Gern gesehener Gast aus Eisenstadt
Kroatiens Premierminister Andrej Plenković war vergangene Woche nicht der erste Regierungschef, der den Eisenstädter Bischof im Zagreber Regierungspalast willkommen hieß. Zsifkovics’ Zagreb-Aufenthalt, der von den Vorbereitungen für die große Wallfahrt der Burgenlandkroaten im Mai dominiert wurde, war insofern auch die Fortsetzung bisheriger enger Kontakte, die der Eisenstädter Bischof und ranghöchste Minderheitenvertreter in der Republik Österreich mit der politischen Führung Kroatiens in Sachen Förderung der Burgenlandkroaten und ihrer Anliegen seit Jahren pflegt. Erst im Dezember 2016 hatte Kroatiens Außenminister und Vize-Premier Davor Stier Bischof Zsifkovics im Burgenland besucht und dem Adventkonzert des internationalen burgenlandkroatischen Chores "Pax et Bonum" beigewohnt. So zeigte sich denn auch Premierminister Plenković über den Besuch aus Eisenstadt höchst erfreut und dankte Bischof Zsifkovics und allen Burgenlandkroaten für die Bewahrung ihrer kulturellen und sprachlichen Identität über mehr als 500 Jahre, und dies nicht nur in Österreich, sondern auch in der Slowakei und Ungarn. Dies sei auch ein Zeichen an Europa, das starke Menschen mit starken Identitäten brauche. Zugleich würdigte Plenković die unverzichtbaren Leistungen und Verdienste der katholischen Kirche bei der Bewahrung und Förderung des burgenlandkroatischen Erbes.
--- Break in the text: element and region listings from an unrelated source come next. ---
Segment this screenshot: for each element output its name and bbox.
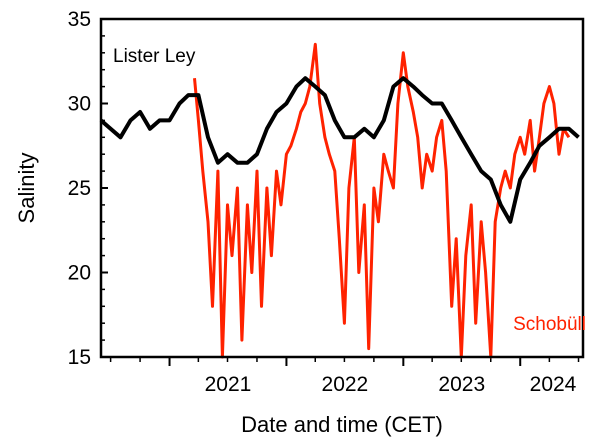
x-tick-label: 2023 <box>438 373 485 396</box>
series-line-lister-ley <box>99 76 580 224</box>
y-axis-title: Salinity <box>14 153 39 224</box>
y-tick-label: 20 <box>68 262 91 285</box>
plot-frame <box>99 17 585 359</box>
x-tick-label: 2021 <box>205 373 252 396</box>
y-tick-label: 15 <box>68 346 91 369</box>
x-tick-label: 2022 <box>322 373 369 396</box>
series-label-lister-ley: Lister Ley <box>113 46 196 67</box>
y-tick-label: 35 <box>68 8 91 31</box>
x-axis-title: Date and time (CET) <box>241 412 443 437</box>
series-layer <box>99 42 580 359</box>
series-line-schobuell <box>193 42 571 359</box>
x-axis-ticks: 2021 2022 2023 2024 <box>109 357 580 396</box>
x-tick-label: 2024 <box>530 373 577 396</box>
series-label-schobuell: Schobüll <box>513 314 586 335</box>
y-tick-label: 25 <box>68 177 91 200</box>
labels-layer: Lister Ley Schobüll <box>113 46 586 335</box>
y-tick-label: 30 <box>68 93 91 116</box>
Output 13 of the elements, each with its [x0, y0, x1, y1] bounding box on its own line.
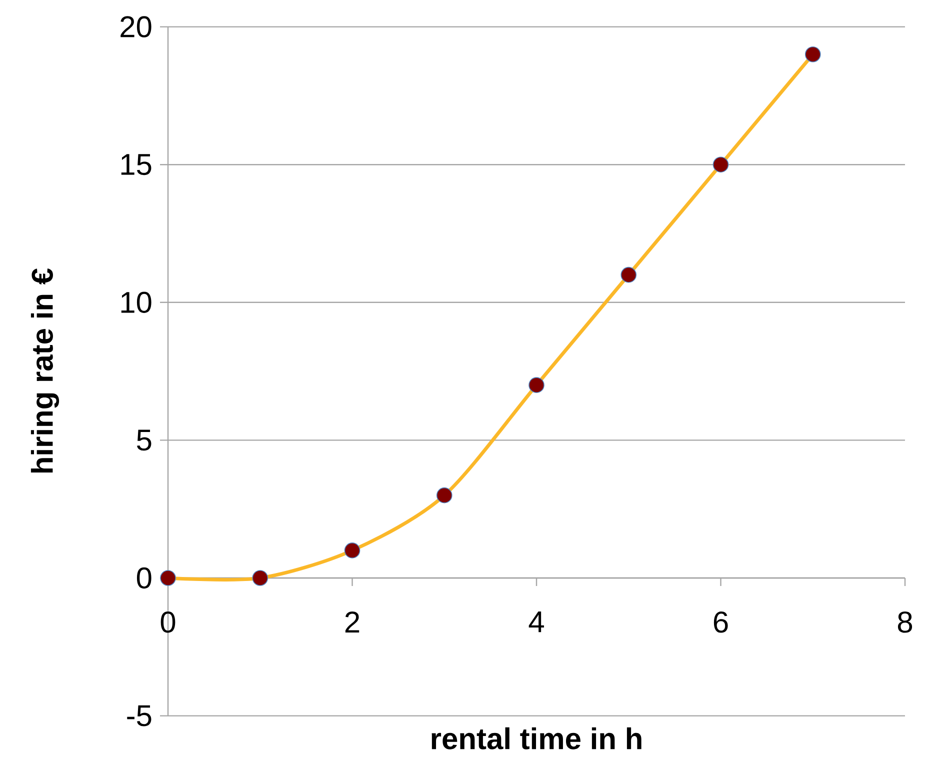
x-tick-label: 4: [528, 612, 544, 632]
y-tick-label: 0: [136, 567, 152, 589]
x-tick-label: 6: [714, 612, 728, 633]
y-axis-title: hiring rate in €: [30, 268, 60, 473]
y-tick-label: 20: [120, 16, 152, 38]
y-tick-label: 10: [121, 292, 152, 314]
x-tick-label: 0: [160, 612, 176, 633]
x-tick-label: 8: [898, 612, 912, 633]
x-axis-title: rental time in h: [432, 727, 642, 750]
y-tick-label: 15: [121, 154, 152, 176]
y-tick-label: 5: [136, 430, 152, 451]
y-tick-label: -5: [127, 705, 152, 726]
x-tick-label: 2: [345, 612, 360, 632]
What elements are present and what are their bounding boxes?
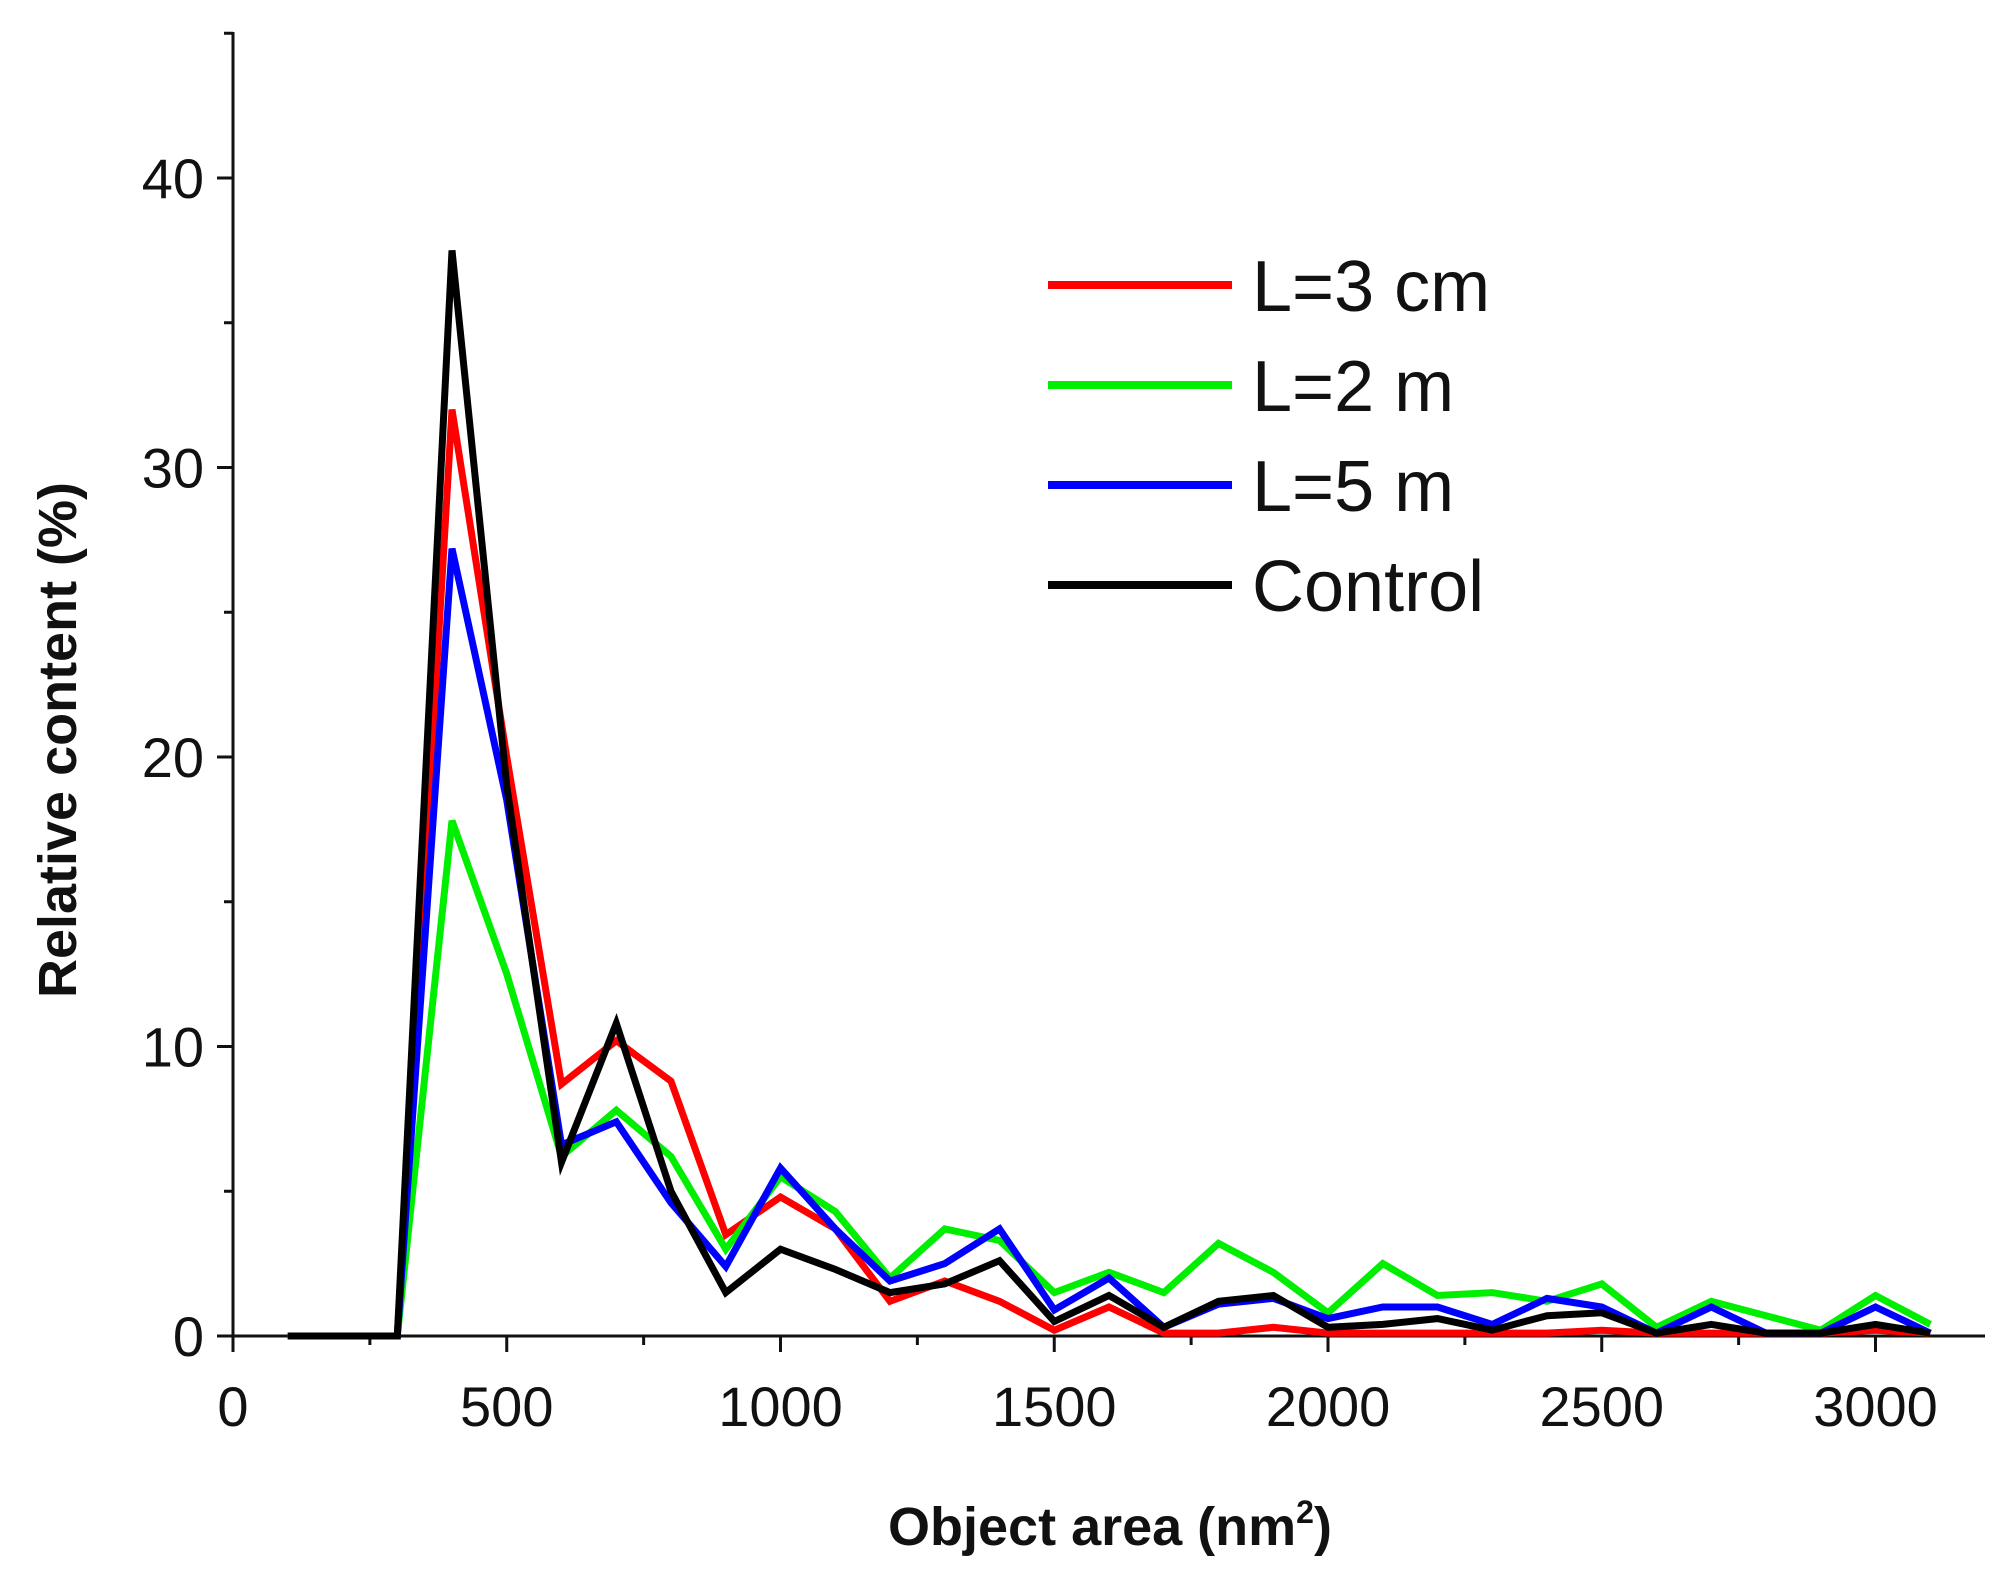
- x-axis-title: Object area (nm2): [888, 1494, 1332, 1557]
- x-axis-title-suffix: ): [1314, 1497, 1332, 1557]
- y-tick-label: 0: [173, 1305, 204, 1368]
- x-tick-label: 2500: [1539, 1375, 1664, 1438]
- axes: 0 500 1000 1500 2000 2500 3000 0 10 20 30 40: [142, 31, 1985, 1438]
- y-tick-label: 30: [142, 437, 204, 500]
- series-line-l-5-m: [287, 547, 1932, 1340]
- legend: L=3 cm L=2 m L=5 m Control: [1048, 247, 1490, 627]
- x-tick-label: 2000: [1266, 1375, 1391, 1438]
- x-tick-label: 3000: [1813, 1375, 1938, 1438]
- y-tick-label: 20: [142, 726, 204, 789]
- y-tick-label: 10: [142, 1016, 204, 1079]
- y-ticks: 0 10 20 30 40: [142, 31, 233, 1368]
- y-axis-title: Relative content (%): [28, 482, 88, 998]
- legend-label-l-2-m: L=2 m: [1252, 347, 1454, 427]
- y-tick-label: 40: [142, 147, 204, 210]
- series-group: [287, 250, 1932, 1340]
- series-line-control: [287, 250, 1931, 1340]
- series-line-l-2-m: [287, 819, 1932, 1340]
- legend-label-control: Control: [1252, 547, 1484, 627]
- legend-label-l-5-m: L=5 m: [1252, 447, 1454, 527]
- legend-label-l-3-cm: L=3 cm: [1252, 247, 1490, 327]
- series-line-l-3-cm: [287, 409, 1931, 1340]
- x-axis-title-superscript: 2: [1296, 1494, 1314, 1530]
- x-tick-label: 1000: [718, 1375, 843, 1438]
- x-tick-label: 1500: [992, 1375, 1117, 1438]
- x-axis-title-main: Object area (nm: [888, 1497, 1296, 1557]
- x-tick-label: 0: [217, 1375, 248, 1438]
- x-ticks: 0 500 1000 1500 2000 2500 3000: [217, 1336, 1938, 1438]
- x-tick-label: 500: [460, 1375, 553, 1438]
Volle Unterstützung für neuen internationalen Kulturverein der Burgenlandkroaten
Bischof Zsifkovics übermittelte seinerseits dem Ministerpräsidenten die Grüße der Burgenlandkroaten und berichtete über laufende Aktivitäten zur Erhaltung der burgenlandkroatischen Sprache, Kultur und religiös-seelsorglichen Verbundenheit. Zsifkovics kündigte hier den bereits mit Plenkovićs Vorgänger erörterten Start eines neuen Kulturvereins mit dem Namen "Hrvat S.A.M" (Slovačka-Austrija-Mađarska = Slowakei-Österreich-Ungarn) an, der Burgenlandkroaten auf anspruchsvolle und zukunftsfähige Weise unter europäischem Dach vereinen will und folkloristischen Engführungen und sackgassenhaften Einigelungen in Clan-Mentalitäten eine Absage erteilt. Der Bischof betonte in diesem Zusammenhang, dass im Mai dieses Jahres in Zagreb die erste gemeinsame Wallfahrt der Burgenlandkroaten seit 500 Jahren stattfinden wird. "Wir müssen groß denken, auch wenn wir per definitionem eine Minderheit sind – sonst verschwinden wir von der Bildfläche!", so Zsifkovics am Rande des Treffens. Ministerpräsident Plenković kündigte an, dass die Regierung der Republik Kroatien die Arbeit des neuen Kulturbundes voll unterstützen wird. Zuletzt wurde die Einladung zum "Kroatischen Sonntag", der traditionellen kroatischen Wallfahrt auf den Oberberg in Eisenstadt am 1. Sonntag im Oktober, an den Premierminister herangetragen.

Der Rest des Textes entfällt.